Croatia will switch to the euro currency in 2023
The process has not yet been completed, but the result is no longer in doubt: on January 1, 2023, Croatia will become the twentieth member country of the eurozone. On Wednesday, June 1, the European Commission and the European Central Bank (ECB) simultaneously published two reports on the «convergence» of this Balkan country. «The Commission has concluded that Croatia is ready to switch to the euro», – the statement says.
Now the ECB recommends that the European Council officially approve this accession. This should be done during the meeting of EU economy ministers in July. Croatia will then switch to dual price display in the autumn, and then switch to coins and banknotes in the same currency in the new year. The Croatian kuna, used since 1994, will disappear with an exchange rate of 7,53450 per euro.
The approval of Croatia’s accession is not a surprise, but marks the culmination of a long process that began shortly after the country became a member of the European Union in 2013. This requires compliance with a number of economic criteria: the level of public debt and deficit, inflation, the financial condition of banks, the reliability of statistical data, the fight against money laundering, etc.

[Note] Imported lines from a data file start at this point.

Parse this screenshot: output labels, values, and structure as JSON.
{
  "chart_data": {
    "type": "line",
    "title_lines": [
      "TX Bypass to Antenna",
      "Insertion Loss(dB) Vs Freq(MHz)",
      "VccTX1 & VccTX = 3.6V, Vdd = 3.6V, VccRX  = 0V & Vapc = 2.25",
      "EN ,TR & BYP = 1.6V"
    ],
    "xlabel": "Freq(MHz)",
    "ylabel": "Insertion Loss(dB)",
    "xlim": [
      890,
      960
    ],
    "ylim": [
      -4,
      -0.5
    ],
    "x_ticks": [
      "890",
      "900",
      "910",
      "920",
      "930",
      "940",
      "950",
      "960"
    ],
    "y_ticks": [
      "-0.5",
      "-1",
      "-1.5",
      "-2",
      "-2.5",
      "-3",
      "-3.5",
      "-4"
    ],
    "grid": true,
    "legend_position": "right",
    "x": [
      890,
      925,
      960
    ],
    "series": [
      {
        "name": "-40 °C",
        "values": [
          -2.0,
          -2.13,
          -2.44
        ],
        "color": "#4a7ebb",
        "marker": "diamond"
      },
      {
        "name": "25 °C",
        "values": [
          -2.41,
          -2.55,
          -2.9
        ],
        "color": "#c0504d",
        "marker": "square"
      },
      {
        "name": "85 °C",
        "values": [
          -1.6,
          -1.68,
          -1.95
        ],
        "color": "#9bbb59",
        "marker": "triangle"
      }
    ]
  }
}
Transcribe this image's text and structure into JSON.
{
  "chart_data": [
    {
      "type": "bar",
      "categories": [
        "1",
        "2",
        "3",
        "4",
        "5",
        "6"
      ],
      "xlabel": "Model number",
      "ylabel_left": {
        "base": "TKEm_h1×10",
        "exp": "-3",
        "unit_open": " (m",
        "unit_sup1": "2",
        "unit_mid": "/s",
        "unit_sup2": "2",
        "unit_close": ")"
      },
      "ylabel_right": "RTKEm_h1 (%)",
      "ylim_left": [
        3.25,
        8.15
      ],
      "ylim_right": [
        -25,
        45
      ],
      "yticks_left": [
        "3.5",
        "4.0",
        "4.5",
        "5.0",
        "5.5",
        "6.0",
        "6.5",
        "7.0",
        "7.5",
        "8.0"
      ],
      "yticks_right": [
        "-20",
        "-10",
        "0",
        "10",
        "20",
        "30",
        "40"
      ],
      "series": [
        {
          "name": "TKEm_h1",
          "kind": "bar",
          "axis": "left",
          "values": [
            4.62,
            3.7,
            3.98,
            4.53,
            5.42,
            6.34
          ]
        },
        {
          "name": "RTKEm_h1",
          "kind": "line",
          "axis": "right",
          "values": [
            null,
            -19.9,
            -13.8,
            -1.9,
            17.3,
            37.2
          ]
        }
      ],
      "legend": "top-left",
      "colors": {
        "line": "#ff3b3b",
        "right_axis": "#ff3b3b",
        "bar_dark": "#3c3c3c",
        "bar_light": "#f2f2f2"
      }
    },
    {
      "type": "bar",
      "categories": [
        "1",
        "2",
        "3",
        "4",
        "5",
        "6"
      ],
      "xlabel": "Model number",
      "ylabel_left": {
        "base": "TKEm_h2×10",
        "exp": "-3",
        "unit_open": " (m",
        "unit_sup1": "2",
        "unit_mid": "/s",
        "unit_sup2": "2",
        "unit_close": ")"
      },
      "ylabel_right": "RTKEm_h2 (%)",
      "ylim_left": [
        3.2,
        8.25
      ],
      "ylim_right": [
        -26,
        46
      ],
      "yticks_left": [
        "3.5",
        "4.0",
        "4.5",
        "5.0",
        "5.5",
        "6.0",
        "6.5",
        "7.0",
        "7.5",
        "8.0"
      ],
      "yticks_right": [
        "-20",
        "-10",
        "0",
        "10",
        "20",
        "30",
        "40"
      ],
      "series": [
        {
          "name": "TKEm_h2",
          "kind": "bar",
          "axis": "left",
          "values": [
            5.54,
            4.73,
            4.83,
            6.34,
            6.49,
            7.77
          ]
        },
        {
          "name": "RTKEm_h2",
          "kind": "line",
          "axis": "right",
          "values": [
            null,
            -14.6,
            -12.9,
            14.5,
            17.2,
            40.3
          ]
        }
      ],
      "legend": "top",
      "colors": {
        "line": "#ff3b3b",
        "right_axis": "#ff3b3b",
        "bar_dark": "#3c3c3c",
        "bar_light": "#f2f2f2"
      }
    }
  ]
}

The country gradually had to demonstrate its achievements in this.
The proof that this process is not necessarily simple is that Croatia, but also Bulgaria at the same time, in July 2020, joined the European exchange rate mechanism (known in jargon as «ERM II»). This crucial phase, prior to joining the euro, places the local exchange rate in a fixed range of plus or minus 15% relative to the euro. However, today only Croatia has received the green light from the European Commission and the ECB. Bulgaria postponed its accession until January 1, 2024 due to lack of sufficient economic progress.
I must say that the period was difficult. «The pandemic and the war in Ukraine have made it difficult to achieve convergence», – explains Philip Lane, ECB Chief Economist. Croatia, a very tourist country, has been particularly affected by Covid-19. As elsewhere, the country’s debt has jumped, exceeding the limit of 60% of gross domestic product (GDP), in principle imposed on all member countries (even if half of the countries currently do not comply with it). Unlike Bulgaria, Croatia has made significant fiscal efforts, reducing its debt from 87.3% of GDP in 2020 to 79.8% last year. «A strong decline», – the ECB report welcomes.